Мало того, как только Суворов появился по окончании войны в Петербурге, императрица отправила его в почетную ссылку - инспектировать состояние русских крепостей в Финляндии.
XXIII. Восстание трех полков
Только что прошел веселый майский крупнокапельный дождь. Начина о смеркаться. Повеяло прохладой из ущелья, густо поросшего лесом.
Людно и шумно было около многочисленных землянок и офицерских палаток вокруг маленького поселка Григориполисского - "города Григория", льстиво наименованного так кем-то из начальства в честь светлейшего князя Григория Потемкина.
Уже почти два месяца с середины марта девяносто второго года здесь по приказу командующего Кубанской линией графа Гудовича неустанно трудились над вырубкой леса и возведением построек три донских казачьих полка, отбывавшие в порядке наряда службу.
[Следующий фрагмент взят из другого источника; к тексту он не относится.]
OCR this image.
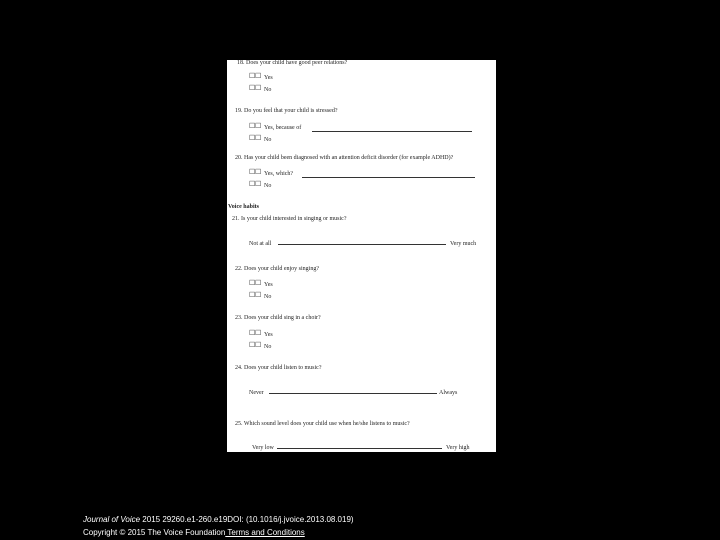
18. Does your child have good peer relations?
☐ ☐ Yes
☐ ☐ No
19. Do you feel that your child is stressed?
☐ ☐ Yes, because of
☐ ☐ No
20. Has your child been diagnosed with an attention deficit disorder (for example ADHD)?
☐ ☐ Yes, which?
☐ ☐ No
Voice habits
21. Is your child interested in singing or music?
Not at all	Very much
22. Does your child enjoy singing?
☐ ☐ Yes
☐ ☐ No
23. Does your child sing in a choir?
☐ ☐ Yes
☐ ☐ No
24. Does your child listen to music?
Never	Always
25. Which sound level does your child use when he/she listens to music?
Very low	Very high
Journal of Voice 2015 29260.e1-260.e19DOI: (10.1016/j.jvoice.2013.08.019)
Copyright © 2015 The Voice Foundation Terms and Conditions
Вскоре кончался трехлетний срок этой службы, и их должны были сменить уже находившиеся в пути на Кубань три других полка.
Казалось бы, веселиться да радоваться казакам по случаю возвращения на родной Дон, в свои станицы, семьи. Но лица были хмуры и озлоблены: прошел слух, что все эти три полка, отслужившие свой срок на линии, будут навсегда задержаны тут для поселения и к семейным препроводят с Дона их жен и детей. Вот уже три дня как казаки отказались рубить лес и рыть котлованы дня построек. Гомонили: "Эти ямы нам могилой здесь будут, а лес тот на гробы нам предназначен! Не покоримся. Уйдем сами на тихий Дон! Отслужили ведь честно, достойно свой срок на линии, чего ж издевку чинить над нами!"
Меньше года Денисов и Костин отдыхали в своих станицах после подписания мира между Россией и Турцией. А в начале девяносто второго года было получено в станичном правлении предписание войскового атамана Иловайского о направлении Павла Денисова и Сергея Костина в полк на Кубанскую линию.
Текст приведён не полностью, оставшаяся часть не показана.